MR. CARREAU: Thank you. I'm Mark Carreau, the Houston Chronicle. A couple of times, it's been mentioned that panel eight is unique. I don't know if you even want to use that word for any of them, but it's got a trapezoidal shape. It's where the wing starts to really make that cant outward. Is that a factor in any of your assessments that you're making? Is there anything from the physics of the different shape and the translation of forces just through it that are concerning that might have made it more vulnerable, or anything in your findings so far?

MR. HUBBARD: I don't have any really analytic answer to the question. All I've got are the kinds of things that the structural engineers and the physicists spat around and talked about. We have noted the unusual shape, the fact that this is the largest panel and, therefore, given the structure of Columbia, as the largest distance between the supports, it's not supported all the way across this 28 inches or so. And that – you know, if you just think about, you know, breaking a board, you know, if you've got two supports very far apart and you put that impact right in the center of it, you can create a far greater deflection than if you move the fulcrum – you move the support point close together. That's as far as our thinking has gone, although they're creating good models – mechanical engineering models of this for the analysis.


MR. HUBBARD: Yeah. Columbia has a slightly different structure – sub-structure than the newer Orbiters.

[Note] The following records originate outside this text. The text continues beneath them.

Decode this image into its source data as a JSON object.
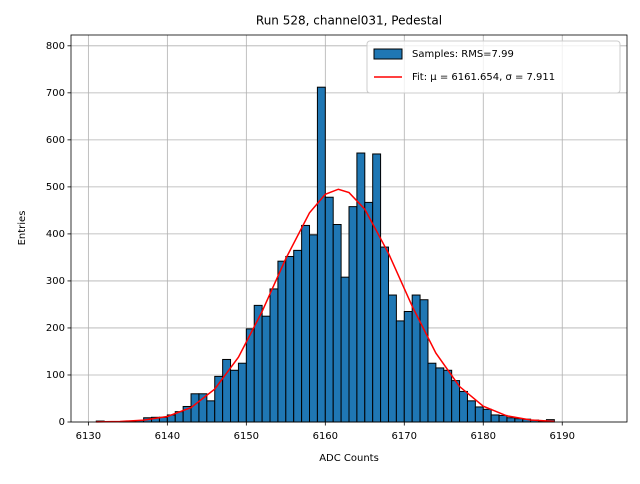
{
  "chart_data": {
    "type": "histogram",
    "title": "Run 528, channel031, Pedestal",
    "x_label": "ADC Counts",
    "y_label": "Entries",
    "bins": [
      6131,
      6132,
      6133,
      6134,
      6135,
      6136,
      6137,
      6138,
      6139,
      6140,
      6141,
      6142,
      6143,
      6144,
      6145,
      6146,
      6147,
      6148,
      6149,
      6150,
      6151,
      6152,
      6153,
      6154,
      6155,
      6156,
      6157,
      6158,
      6159,
      6160,
      6161,
      6162,
      6163,
      6164,
      6165,
      6166,
      6167,
      6168,
      6169,
      6170,
      6171,
      6172,
      6173,
      6174,
      6175,
      6176,
      6177,
      6178,
      6179,
      6180,
      6181,
      6182,
      6183,
      6184,
      6185,
      6186,
      6187,
      6188,
      6189
    ],
    "series": [
      {
        "name": "Samples: RMS=7.99",
        "color": "#1f77b4",
        "values": [
          2,
          0,
          0,
          1,
          1,
          3,
          9,
          10,
          10,
          15,
          22,
          33,
          60,
          60,
          45,
          97,
          133,
          110,
          125,
          198,
          248,
          225,
          283,
          342,
          352,
          365,
          418,
          398,
          712,
          478,
          420,
          308,
          458,
          572,
          467,
          570,
          372,
          270,
          215,
          235,
          270,
          260,
          125,
          115,
          110,
          88,
          65,
          45,
          32,
          27,
          15,
          14,
          9,
          7,
          6,
          4,
          2,
          5
        ]
      },
      {
        "name": "Fit: μ = 6161.654, σ = 7.911",
        "type": "line",
        "color": "#ff0000",
        "x": [
          6131,
          6134,
          6137,
          6140,
          6143,
          6146,
          6149,
          6152,
          6155,
          6158,
          6160,
          6161.654,
          6163,
          6165,
          6168,
          6171,
          6174,
          6177,
          6180,
          6183,
          6186,
          6189
        ],
        "values": [
          0.27,
          1.1,
          3.9,
          11.7,
          30.7,
          69.9,
          137.8,
          235.1,
          347.5,
          444.9,
          484.3,
          495,
          487.9,
          452.6,
          358.8,
          246.3,
          146.5,
          75.4,
          33.6,
          13.0,
          4.3,
          1.3
        ]
      }
    ],
    "xlim": [
      6127.8,
      6198.2
    ],
    "xticks": [
      6130,
      6140,
      6150,
      6160,
      6170,
      6180,
      6190
    ],
    "ylim": [
      0,
      823
    ],
    "yticks": [
      0,
      100,
      200,
      300,
      400,
      500,
      600,
      700,
      800
    ],
    "grid": true,
    "legend": "upper right"
  }
}
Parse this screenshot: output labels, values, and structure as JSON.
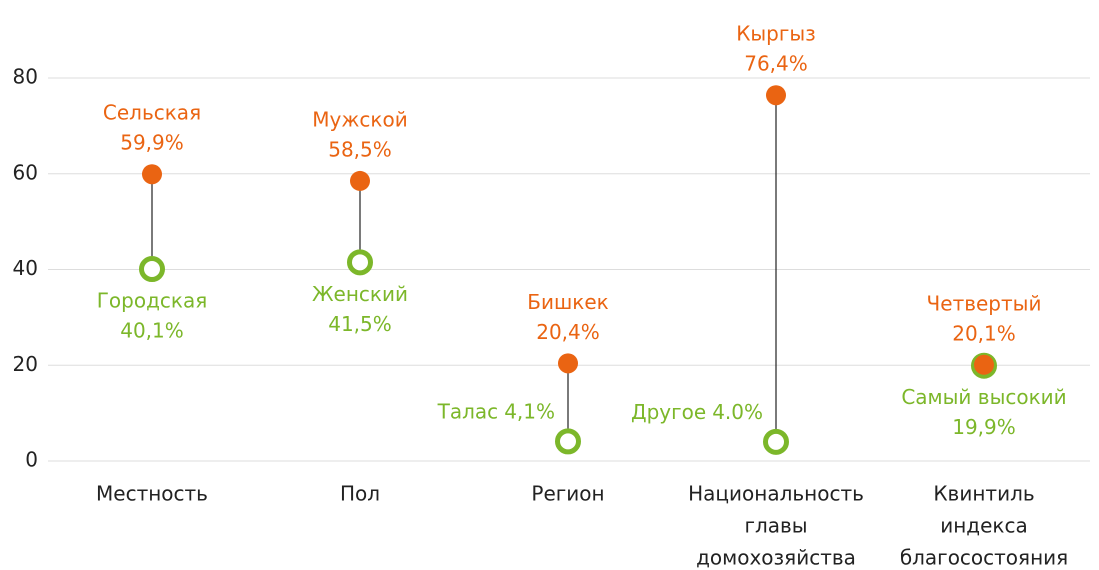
{
  "chart_data": {
    "type": "dumbbell",
    "categories": [
      [
        "Местность"
      ],
      [
        "Пол"
      ],
      [
        "Регион"
      ],
      [
        "Национальность",
        "главы",
        "домохозяйства"
      ],
      [
        "Квинтиль",
        "индекса",
        "благосостояния"
      ]
    ],
    "series": [
      {
        "color": "#ea6412",
        "values": [
          59.9,
          58.5,
          20.4,
          76.4,
          20.1
        ],
        "value_labels": [
          "59,9%",
          "58,5%",
          "20,4%",
          "76,4%",
          "20,1%"
        ],
        "point_labels": [
          "Сельская",
          "Мужской",
          "Бишкек",
          "Кыргыз",
          "Четвертый"
        ]
      },
      {
        "color": "#7cb72a",
        "values": [
          40.1,
          41.5,
          4.1,
          4.0,
          19.9
        ],
        "value_labels": [
          "40,1%",
          "41,5%",
          "4,1%",
          "4.0%",
          "19,9%"
        ],
        "point_labels": [
          "Городская",
          "Женский",
          "Талас",
          "Другое",
          "Самый высокий"
        ]
      }
    ],
    "ylim": [
      0,
      80
    ],
    "yticks": [
      0,
      20,
      40,
      60,
      80
    ],
    "grid": true
  }
}
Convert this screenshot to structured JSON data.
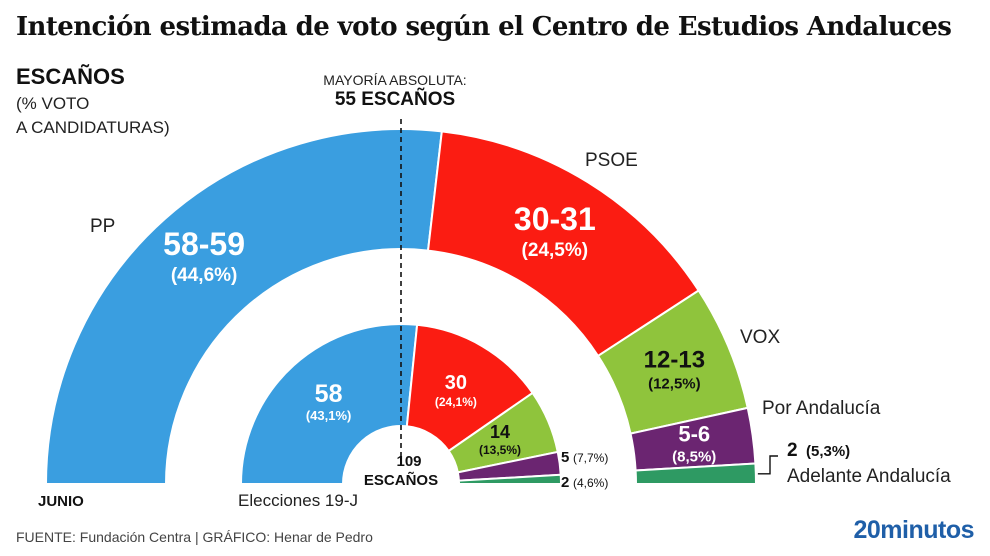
{
  "header": {
    "title": "Intención estimada de voto según el Centro de Estudios Andaluces",
    "escanos": "ESCAÑOS",
    "voto_line1": "(% VOTO",
    "voto_line2": "A CANDIDATURAS)",
    "majority_line1": "MAYORÍA ABSOLUTA:",
    "majority_line2": "55 ESCAÑOS"
  },
  "labels": {
    "outer_ring": "JUNIO",
    "inner_ring": "Elecciones 19-J",
    "center_number": "109",
    "center_text": "ESCAÑOS"
  },
  "footer": {
    "source": "FUENTE: Fundación Centra  |  GRÁFICO: Henar de Pedro",
    "brand": "20minutos"
  },
  "chart_data": [
    {
      "type": "pie",
      "subtype": "parliament-hemicycle",
      "name": "JUNIO",
      "total_seats": 109,
      "majority": 55,
      "series": [
        {
          "party": "PP",
          "seats_label": "58-59",
          "seats": 58.5,
          "vote_pct_label": "(44,6%)",
          "vote_pct": 44.6,
          "color": "#3a9ee0"
        },
        {
          "party": "PSOE",
          "seats_label": "30-31",
          "seats": 30.5,
          "vote_pct_label": "(24,5%)",
          "vote_pct": 24.5,
          "color": "#fb1c12"
        },
        {
          "party": "VOX",
          "seats_label": "12-13",
          "seats": 12.5,
          "vote_pct_label": "(12,5%)",
          "vote_pct": 12.5,
          "color": "#8fc43c"
        },
        {
          "party": "Por Andalucía",
          "seats_label": "5-6",
          "seats": 5.5,
          "vote_pct_label": "(8,5%)",
          "vote_pct": 8.5,
          "color": "#6b2571"
        },
        {
          "party": "Adelante Andalucía",
          "seats_label": "2",
          "seats": 2,
          "vote_pct_label": "(5,3%)",
          "vote_pct": 5.3,
          "color": "#2e9a63"
        }
      ]
    },
    {
      "type": "pie",
      "subtype": "parliament-hemicycle",
      "name": "Elecciones 19-J",
      "total_seats": 109,
      "series": [
        {
          "party": "PP",
          "seats_label": "58",
          "seats": 58,
          "vote_pct_label": "(43,1%)",
          "vote_pct": 43.1,
          "color": "#3a9ee0"
        },
        {
          "party": "PSOE",
          "seats_label": "30",
          "seats": 30,
          "vote_pct_label": "(24,1%)",
          "vote_pct": 24.1,
          "color": "#fb1c12"
        },
        {
          "party": "VOX",
          "seats_label": "14",
          "seats": 14,
          "vote_pct_label": "(13,5%)",
          "vote_pct": 13.5,
          "color": "#8fc43c"
        },
        {
          "party": "Por Andalucía",
          "seats_label": "5",
          "seats": 5,
          "vote_pct_label": "(7,7%)",
          "vote_pct": 7.7,
          "color": "#6b2571"
        },
        {
          "party": "Adelante Andalucía",
          "seats_label": "2",
          "seats": 2,
          "vote_pct_label": "(4,6%)",
          "vote_pct": 4.6,
          "color": "#2e9a63"
        }
      ]
    }
  ]
}
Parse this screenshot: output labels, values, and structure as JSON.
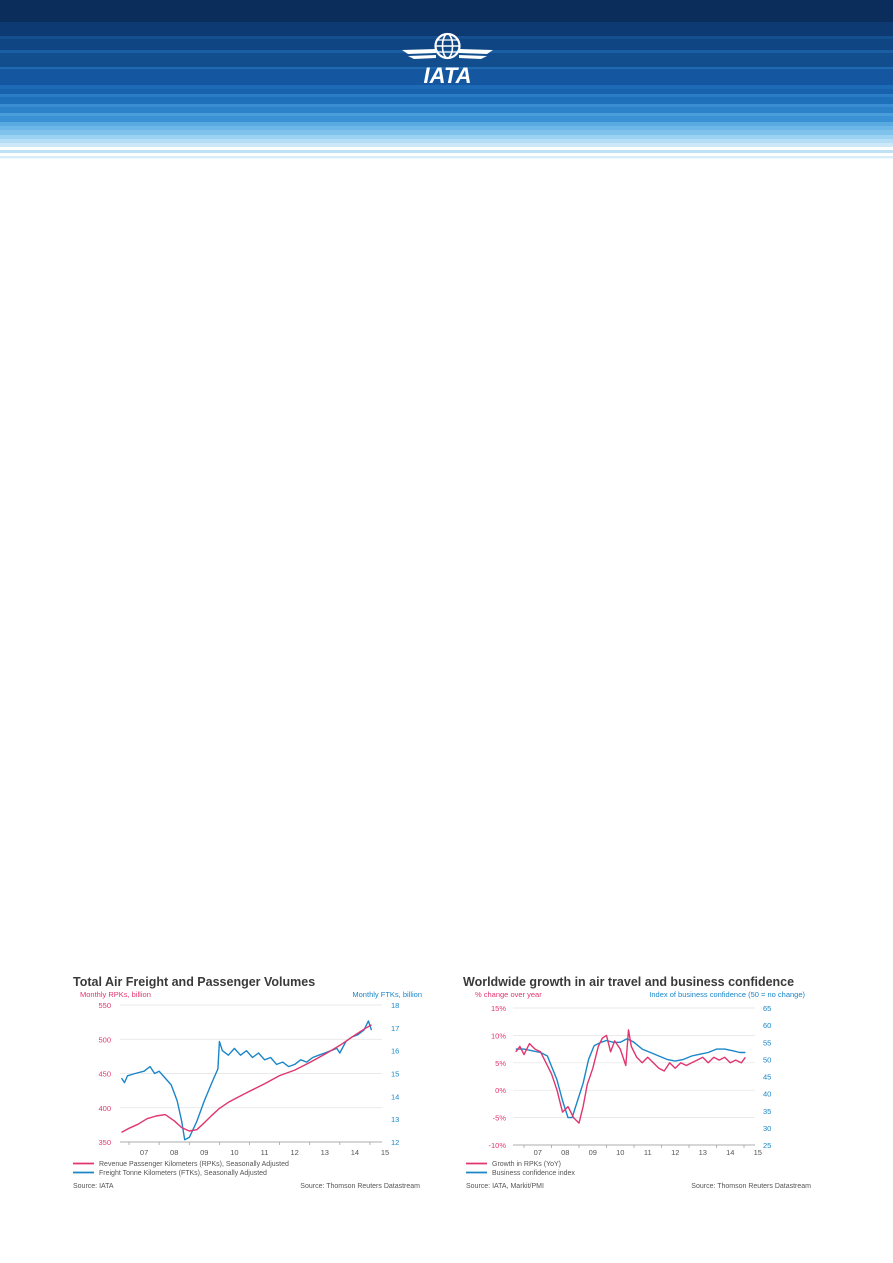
{
  "header": {
    "logo_text": "IATA",
    "colors": {
      "dark": "#0a2d5c",
      "mid": "#1466a8",
      "light": "#5fb3e6"
    }
  },
  "chart_data": [
    {
      "type": "line",
      "title": "Total Air Freight and Passenger Volumes",
      "left_axis_label": "Monthly RPKs, billion",
      "right_axis_label": "Monthly FTKs, billion",
      "left_ylim": [
        350,
        550
      ],
      "left_ticks": [
        "550",
        "500",
        "450",
        "400",
        "350"
      ],
      "right_ylim": [
        12,
        18
      ],
      "right_ticks": [
        "18",
        "17",
        "16",
        "15",
        "14",
        "13",
        "12"
      ],
      "x_ticks": [
        "07",
        "08",
        "09",
        "10",
        "11",
        "12",
        "13",
        "14",
        "15"
      ],
      "xlim": [
        2006.7,
        2015.4
      ],
      "series": [
        {
          "name": "Revenue Passenger Kilometers (RPKs), Seasonally Adjusted",
          "axis": "left",
          "color": "#e0356e",
          "points": [
            [
              2006.75,
              364
            ],
            [
              2007.0,
              370
            ],
            [
              2007.3,
              376
            ],
            [
              2007.6,
              384
            ],
            [
              2007.9,
              388
            ],
            [
              2008.2,
              390
            ],
            [
              2008.5,
              381
            ],
            [
              2008.75,
              371
            ],
            [
              2009.0,
              366
            ],
            [
              2009.25,
              368
            ],
            [
              2009.5,
              378
            ],
            [
              2009.75,
              389
            ],
            [
              2010.0,
              399
            ],
            [
              2010.3,
              408
            ],
            [
              2010.6,
              415
            ],
            [
              2011.0,
              424
            ],
            [
              2011.5,
              435
            ],
            [
              2012.0,
              447
            ],
            [
              2012.5,
              455
            ],
            [
              2013.0,
              466
            ],
            [
              2013.5,
              478
            ],
            [
              2014.0,
              491
            ],
            [
              2014.5,
              506
            ],
            [
              2014.85,
              516
            ],
            [
              2015.05,
              521
            ]
          ]
        },
        {
          "name": "Freight Tonne Kilometers (FTKs), Seasonally Adjusted",
          "axis": "right",
          "color": "#1a86c8",
          "points": [
            [
              2006.75,
              14.8
            ],
            [
              2006.85,
              14.6
            ],
            [
              2006.95,
              14.9
            ],
            [
              2007.2,
              15.0
            ],
            [
              2007.5,
              15.1
            ],
            [
              2007.7,
              15.3
            ],
            [
              2007.85,
              15.0
            ],
            [
              2008.0,
              15.1
            ],
            [
              2008.2,
              14.8
            ],
            [
              2008.4,
              14.5
            ],
            [
              2008.6,
              13.8
            ],
            [
              2008.75,
              12.9
            ],
            [
              2008.85,
              12.1
            ],
            [
              2009.0,
              12.2
            ],
            [
              2009.25,
              12.9
            ],
            [
              2009.5,
              13.8
            ],
            [
              2009.75,
              14.6
            ],
            [
              2009.95,
              15.2
            ],
            [
              2010.0,
              16.4
            ],
            [
              2010.1,
              16.0
            ],
            [
              2010.3,
              15.8
            ],
            [
              2010.5,
              16.1
            ],
            [
              2010.7,
              15.8
            ],
            [
              2010.9,
              16.0
            ],
            [
              2011.1,
              15.7
            ],
            [
              2011.3,
              15.9
            ],
            [
              2011.5,
              15.6
            ],
            [
              2011.7,
              15.7
            ],
            [
              2011.9,
              15.4
            ],
            [
              2012.1,
              15.5
            ],
            [
              2012.3,
              15.3
            ],
            [
              2012.5,
              15.4
            ],
            [
              2012.7,
              15.6
            ],
            [
              2012.9,
              15.5
            ],
            [
              2013.1,
              15.7
            ],
            [
              2013.3,
              15.8
            ],
            [
              2013.5,
              15.9
            ],
            [
              2013.7,
              16.0
            ],
            [
              2013.9,
              16.1
            ],
            [
              2014.0,
              15.9
            ],
            [
              2014.2,
              16.4
            ],
            [
              2014.4,
              16.6
            ],
            [
              2014.6,
              16.7
            ],
            [
              2014.8,
              16.9
            ],
            [
              2014.95,
              17.3
            ],
            [
              2015.05,
              16.9
            ]
          ]
        }
      ],
      "legend": [
        "Revenue Passenger Kilometers (RPKs), Seasonally Adjusted",
        "Freight Tonne Kilometers (FTKs), Seasonally Adjusted"
      ],
      "source_left": "Source: IATA",
      "source_right": "Source: Thomson Reuters Datastream"
    },
    {
      "type": "line",
      "title": "Worldwide growth in air travel and business confidence",
      "left_axis_label": "% change over year",
      "right_axis_label": "Index of business confidence (50 = no change)",
      "left_ylim": [
        -10,
        15
      ],
      "left_ticks": [
        "15%",
        "10%",
        "5%",
        "0%",
        "-5%",
        "-10%"
      ],
      "right_ylim": [
        25,
        65
      ],
      "right_ticks": [
        "65",
        "60",
        "55",
        "50",
        "45",
        "40",
        "35",
        "30",
        "25"
      ],
      "x_ticks": [
        "07",
        "08",
        "09",
        "10",
        "11",
        "12",
        "13",
        "14",
        "15"
      ],
      "xlim": [
        2006.6,
        2015.4
      ],
      "series": [
        {
          "name": "Growth in RPKs (YoY)",
          "axis": "left",
          "color": "#e0356e",
          "points": [
            [
              2006.7,
              7
            ],
            [
              2006.85,
              8
            ],
            [
              2007.0,
              6.5
            ],
            [
              2007.2,
              8.5
            ],
            [
              2007.4,
              7.5
            ],
            [
              2007.6,
              7
            ],
            [
              2007.8,
              5
            ],
            [
              2008.0,
              3
            ],
            [
              2008.2,
              0
            ],
            [
              2008.4,
              -4
            ],
            [
              2008.6,
              -3
            ],
            [
              2008.8,
              -5
            ],
            [
              2009.0,
              -6
            ],
            [
              2009.15,
              -3
            ],
            [
              2009.3,
              1
            ],
            [
              2009.5,
              4
            ],
            [
              2009.7,
              8
            ],
            [
              2009.85,
              9.5
            ],
            [
              2010.0,
              10
            ],
            [
              2010.15,
              7
            ],
            [
              2010.3,
              9
            ],
            [
              2010.5,
              7.5
            ],
            [
              2010.7,
              4.5
            ],
            [
              2010.8,
              11
            ],
            [
              2010.9,
              8
            ],
            [
              2011.1,
              6
            ],
            [
              2011.3,
              5
            ],
            [
              2011.5,
              6
            ],
            [
              2011.7,
              5
            ],
            [
              2011.9,
              4
            ],
            [
              2012.1,
              3.5
            ],
            [
              2012.3,
              5
            ],
            [
              2012.5,
              4
            ],
            [
              2012.7,
              5
            ],
            [
              2012.9,
              4.5
            ],
            [
              2013.1,
              5
            ],
            [
              2013.3,
              5.5
            ],
            [
              2013.5,
              6
            ],
            [
              2013.7,
              5
            ],
            [
              2013.9,
              6
            ],
            [
              2014.1,
              5.5
            ],
            [
              2014.3,
              6
            ],
            [
              2014.5,
              5
            ],
            [
              2014.7,
              5.5
            ],
            [
              2014.9,
              5
            ],
            [
              2015.05,
              6
            ]
          ]
        },
        {
          "name": "Business confidence index",
          "axis": "right",
          "color": "#1a86c8",
          "points": [
            [
              2006.7,
              53
            ],
            [
              2007.0,
              53
            ],
            [
              2007.3,
              52.5
            ],
            [
              2007.6,
              52
            ],
            [
              2007.85,
              51
            ],
            [
              2008.0,
              48
            ],
            [
              2008.2,
              44
            ],
            [
              2008.4,
              38
            ],
            [
              2008.6,
              33
            ],
            [
              2008.75,
              33
            ],
            [
              2008.95,
              38
            ],
            [
              2009.15,
              43
            ],
            [
              2009.35,
              50
            ],
            [
              2009.55,
              54
            ],
            [
              2009.8,
              55
            ],
            [
              2010.0,
              55.5
            ],
            [
              2010.25,
              55
            ],
            [
              2010.5,
              55
            ],
            [
              2010.75,
              56
            ],
            [
              2011.0,
              55
            ],
            [
              2011.3,
              53
            ],
            [
              2011.6,
              52
            ],
            [
              2011.9,
              51
            ],
            [
              2012.2,
              50
            ],
            [
              2012.5,
              49.5
            ],
            [
              2012.8,
              50
            ],
            [
              2013.1,
              51
            ],
            [
              2013.4,
              51.5
            ],
            [
              2013.7,
              52
            ],
            [
              2014.0,
              53
            ],
            [
              2014.3,
              53
            ],
            [
              2014.6,
              52.5
            ],
            [
              2014.85,
              52
            ],
            [
              2015.05,
              52
            ]
          ]
        }
      ],
      "legend": [
        "Growth in RPKs (YoY)",
        "Business confidence index"
      ],
      "source_left": "Source: IATA, Markit/PMI",
      "source_right": "Source: Thomson Reuters Datastream"
    }
  ]
}
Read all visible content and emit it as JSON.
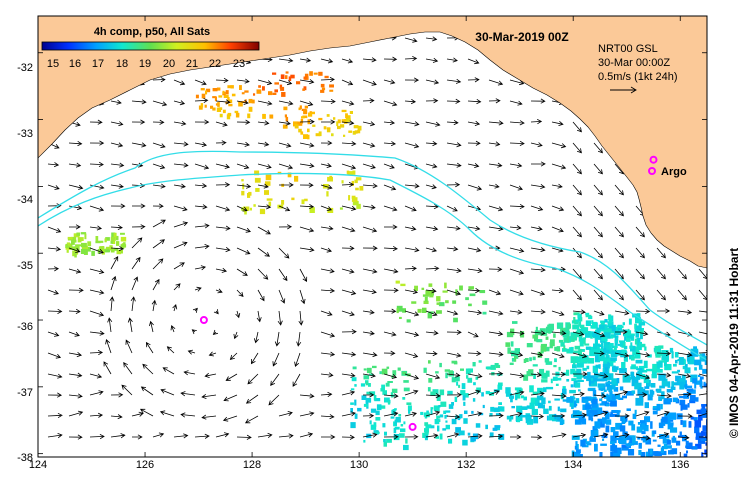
{
  "colorbar": {
    "title": "4h comp, p50, All Sats",
    "tick_labels": [
      "15",
      "16",
      "17",
      "18",
      "19",
      "20",
      "21",
      "22",
      "23"
    ],
    "range": [
      14.5,
      23.8
    ]
  },
  "date_title": "30-Mar-2019 00Z",
  "info": {
    "line1": "NRT00 GSL",
    "line2": "30-Mar 00:00Z",
    "line3": "0.5m/s (1kt 24h)"
  },
  "argo_label": "Argo",
  "credit": "© IMOS 04-Apr-2019 11:31 Hobart",
  "axes": {
    "x_ticks": [
      "124",
      "126",
      "128",
      "130",
      "132",
      "134",
      "136"
    ],
    "y_ticks": [
      "-32",
      "-33",
      "-34",
      "-35",
      "-36",
      "-37",
      "-38"
    ],
    "lon_range": [
      124,
      136.5
    ],
    "lat_range": [
      -31.45,
      -38.05
    ]
  },
  "argo_floats": [
    {
      "lon": 135.5,
      "lat": -33.6
    },
    {
      "lon": 127.1,
      "lat": -36.0
    },
    {
      "lon": 131.0,
      "lat": -37.6
    }
  ],
  "colors": {
    "land": "#fbc998",
    "isobath": "#33dde8",
    "argo": "#ff00ff",
    "frame": "#000000"
  }
}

MS. BROWN: I'll take just a couple more questions here. Marcia?

MS. DUNN: I was wondering if you had, after each test, when you've gone up to look at the craft, if you'd had a space helmet on and a space suit, and were just sort of floating there looking, how visible would this be on inspection by an astronaut? Would it be readily available? Would you have to really spend a lot of time there trying to see what the problem was?

MR. HUBBARD: Well, I mean, you've got a couple of hypotheticals piled on there, so it makes it difficult to give you a detailed answer. You know, the crack on the last fiberglass test was very, very apparent. The crack on the RCC panel six was less apparent, but it was there. And if you took the time to look at it, you could see it. You know, you had to be reasonably close, but it was visible to the naked eye.

MS. DUNN: And so, you're saying that a space walker would be able to (inaudible)?

MR. HUBBARD: I'm – I don't want to speak for the astronaut corps here, you know. I can tell you what I saw, but, you know, cracks that are an inch long or so are something that you can walk up and see. It's not anything hidden under the surface.

MS. BROWN: Okay. Todd?

MR. HALVORSON: Todd Halvorson of Florida Today, and this may be a stupid question, but it seems to me that the – like the larger cracks and damage that you have found have been on – internally, on the inside of the RCC. Is that correct?

MR. HUBBARD: The one RCC test that we've done on panel six, there was a three-quarters of an inch, or an inch or so, visible on the surface. And then, when we took the panel off and looked underneath, we found that it continued all the way around, you know, for a total length of about 5-1/2 inches. Now, cracks that we've seen with these recent adjustments of the clocking angle and of hitting lower down have been seven inches long on the outside. So, I think it's too – I think you need to – you know, I would stay tuned to see what happens on panel eight.

MS. BROWN: Okay, I think that's it. Did I miss anybody? Okay. Thank you very much. Thanks for all your patience, and the next press briefing is July 8th, and it's going to be earlier in the day than we usually have them. It's going to be at 10:00 a.m. instead of 1:00 p.m.